Eu me sentia em um frigorifico.

Era como se todo meu corpo tivesse sido enterrado debaixo de uma casa feita de gelo. Meus pés já estavam prestes a serem decepados espontaneamente tamanha frieza em que se encontravam. Um calafrio percorreu minha espinha e eu ouvi meus dentes trincarem com deu lábios frios.

– James. – chamou uma voz do além. Abri os olhos, assustado, dando de cara com Lily vermelha, com vontade de rir. Que inferno, era esse o frio? Olhei o quarto roxo de Lily e agarrei seu cobertor florido, me cobrindo. – Ficou assim a noite toda?

– Não... Das uma até as quatro eu estava choramingando porque seu joelho estava nas minhas costas. – Lily riu alto, pressionando seu rosto contra meu pescoço.

– Estava nas suas costas porque você estava tentando me agarrar em quanto dormia.

– Eu não estava dormindo. – segurei o riso.

– LÍLIAN! LÍLIAN O QUE ESTÁ ACONTECENDO AÍ? – ai caralho! Dei um pulo da cama enquanto Lils fazia o mesmo, desesperada. Seu pai deu fortes batidas da porta e eu não pude deixar de imaginar ele dando aquelas porradas e mim. Ai Merlin do céu se você existe precisa me ajudar agora!
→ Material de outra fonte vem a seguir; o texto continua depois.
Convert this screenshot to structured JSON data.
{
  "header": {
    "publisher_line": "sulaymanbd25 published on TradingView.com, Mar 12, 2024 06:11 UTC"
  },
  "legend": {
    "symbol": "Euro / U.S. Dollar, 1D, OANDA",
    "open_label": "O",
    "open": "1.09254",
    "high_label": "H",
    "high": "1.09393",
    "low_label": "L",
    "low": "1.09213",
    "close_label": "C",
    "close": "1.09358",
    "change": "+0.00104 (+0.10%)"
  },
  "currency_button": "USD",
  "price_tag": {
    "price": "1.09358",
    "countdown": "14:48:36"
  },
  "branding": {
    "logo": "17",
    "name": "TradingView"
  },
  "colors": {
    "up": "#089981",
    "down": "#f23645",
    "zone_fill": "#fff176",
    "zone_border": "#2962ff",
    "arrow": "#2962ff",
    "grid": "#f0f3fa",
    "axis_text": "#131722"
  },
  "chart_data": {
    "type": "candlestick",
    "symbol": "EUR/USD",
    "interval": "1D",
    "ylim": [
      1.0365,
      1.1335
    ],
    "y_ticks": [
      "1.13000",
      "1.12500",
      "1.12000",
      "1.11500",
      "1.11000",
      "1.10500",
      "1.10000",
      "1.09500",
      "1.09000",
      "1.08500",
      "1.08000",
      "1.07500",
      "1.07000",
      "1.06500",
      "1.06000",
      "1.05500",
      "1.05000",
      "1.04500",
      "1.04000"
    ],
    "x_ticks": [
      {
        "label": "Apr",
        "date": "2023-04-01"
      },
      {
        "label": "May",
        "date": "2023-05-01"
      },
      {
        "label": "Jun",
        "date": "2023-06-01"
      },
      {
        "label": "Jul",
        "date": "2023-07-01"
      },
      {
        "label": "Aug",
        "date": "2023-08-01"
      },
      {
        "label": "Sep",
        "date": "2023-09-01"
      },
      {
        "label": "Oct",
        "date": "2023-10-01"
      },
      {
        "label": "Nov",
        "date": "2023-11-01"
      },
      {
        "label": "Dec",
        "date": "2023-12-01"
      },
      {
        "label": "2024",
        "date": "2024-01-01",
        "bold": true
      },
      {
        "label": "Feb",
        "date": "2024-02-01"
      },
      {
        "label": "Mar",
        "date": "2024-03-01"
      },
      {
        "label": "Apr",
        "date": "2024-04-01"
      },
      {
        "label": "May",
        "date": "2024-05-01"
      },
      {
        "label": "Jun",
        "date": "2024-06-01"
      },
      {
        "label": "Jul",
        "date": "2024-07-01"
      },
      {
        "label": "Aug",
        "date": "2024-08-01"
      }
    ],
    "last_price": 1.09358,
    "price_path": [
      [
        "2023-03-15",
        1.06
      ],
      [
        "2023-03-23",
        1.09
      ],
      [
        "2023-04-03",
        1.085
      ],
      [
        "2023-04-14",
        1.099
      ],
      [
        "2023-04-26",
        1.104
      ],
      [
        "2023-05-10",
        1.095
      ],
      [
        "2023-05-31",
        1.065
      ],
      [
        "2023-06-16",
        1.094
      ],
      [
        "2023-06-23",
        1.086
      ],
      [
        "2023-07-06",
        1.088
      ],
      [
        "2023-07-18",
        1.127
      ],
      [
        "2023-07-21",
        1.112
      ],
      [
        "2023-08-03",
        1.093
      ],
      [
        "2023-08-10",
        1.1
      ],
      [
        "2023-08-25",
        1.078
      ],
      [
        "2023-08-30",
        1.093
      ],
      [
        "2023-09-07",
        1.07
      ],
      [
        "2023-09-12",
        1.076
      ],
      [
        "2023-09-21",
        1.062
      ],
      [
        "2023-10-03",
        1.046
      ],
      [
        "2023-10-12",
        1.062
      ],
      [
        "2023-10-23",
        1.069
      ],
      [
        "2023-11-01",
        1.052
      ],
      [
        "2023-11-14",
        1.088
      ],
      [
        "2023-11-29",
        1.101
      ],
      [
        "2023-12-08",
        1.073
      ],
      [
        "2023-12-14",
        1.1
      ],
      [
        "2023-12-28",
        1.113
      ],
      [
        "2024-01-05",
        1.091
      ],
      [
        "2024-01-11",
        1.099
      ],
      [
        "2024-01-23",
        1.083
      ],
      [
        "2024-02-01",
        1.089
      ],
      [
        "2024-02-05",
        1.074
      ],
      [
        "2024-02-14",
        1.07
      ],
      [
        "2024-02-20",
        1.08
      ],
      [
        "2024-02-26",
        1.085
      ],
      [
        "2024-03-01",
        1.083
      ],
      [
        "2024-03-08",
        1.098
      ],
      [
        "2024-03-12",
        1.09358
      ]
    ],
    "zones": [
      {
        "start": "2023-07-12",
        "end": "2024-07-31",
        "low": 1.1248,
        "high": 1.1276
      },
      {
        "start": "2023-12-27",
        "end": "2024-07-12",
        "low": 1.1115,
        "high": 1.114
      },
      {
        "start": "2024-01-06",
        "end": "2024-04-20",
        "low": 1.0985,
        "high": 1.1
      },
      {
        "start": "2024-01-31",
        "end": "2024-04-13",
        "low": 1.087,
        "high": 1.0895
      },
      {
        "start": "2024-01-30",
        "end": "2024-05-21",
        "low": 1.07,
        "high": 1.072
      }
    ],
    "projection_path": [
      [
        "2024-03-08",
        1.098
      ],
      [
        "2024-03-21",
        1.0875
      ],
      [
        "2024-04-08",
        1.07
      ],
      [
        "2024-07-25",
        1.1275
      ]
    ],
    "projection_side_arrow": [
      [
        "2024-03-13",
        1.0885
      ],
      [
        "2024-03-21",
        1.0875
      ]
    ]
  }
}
Coloquei o agasalho de Lily às pressas enquanto ela colocava seu moletom, arrumando o cabelo desesperadamente.

– Estou entrando! – ela empurrou-me para dentro do guarda-roupa assim que a porta escancarou-se. O Senhor Robb Evans não gostava muito de mim, talvez porque Lily foi muito esperta em dizer que eu a perturbava em Hogwarts, exageradamente, o que passou a ele a imagem de que eu era um tarado com sérios problemas mentais. – Ouvi vozes.

– Era eu! Estava recebendo essa linda... Linda manhã.

– Aham. – mal levou um segundo para a porta se abrir. Assenti, levantando as mãos e saindo do armário, rendido como um ladrão sendo encontrado. O homem alto e magro cruzou os braços, olhando o agasalho cor de rosa de Lily. – Posso saber por que está com a blusa da minha filha?

– Eu achei que ficaria chateado se me visse nu. – evitei olhá-lo nos olhos, apavorado.

– Eu... – o pai de Lily ficou vermelho, parecendo prestes a explodir. – Espero que não fique para tomar café.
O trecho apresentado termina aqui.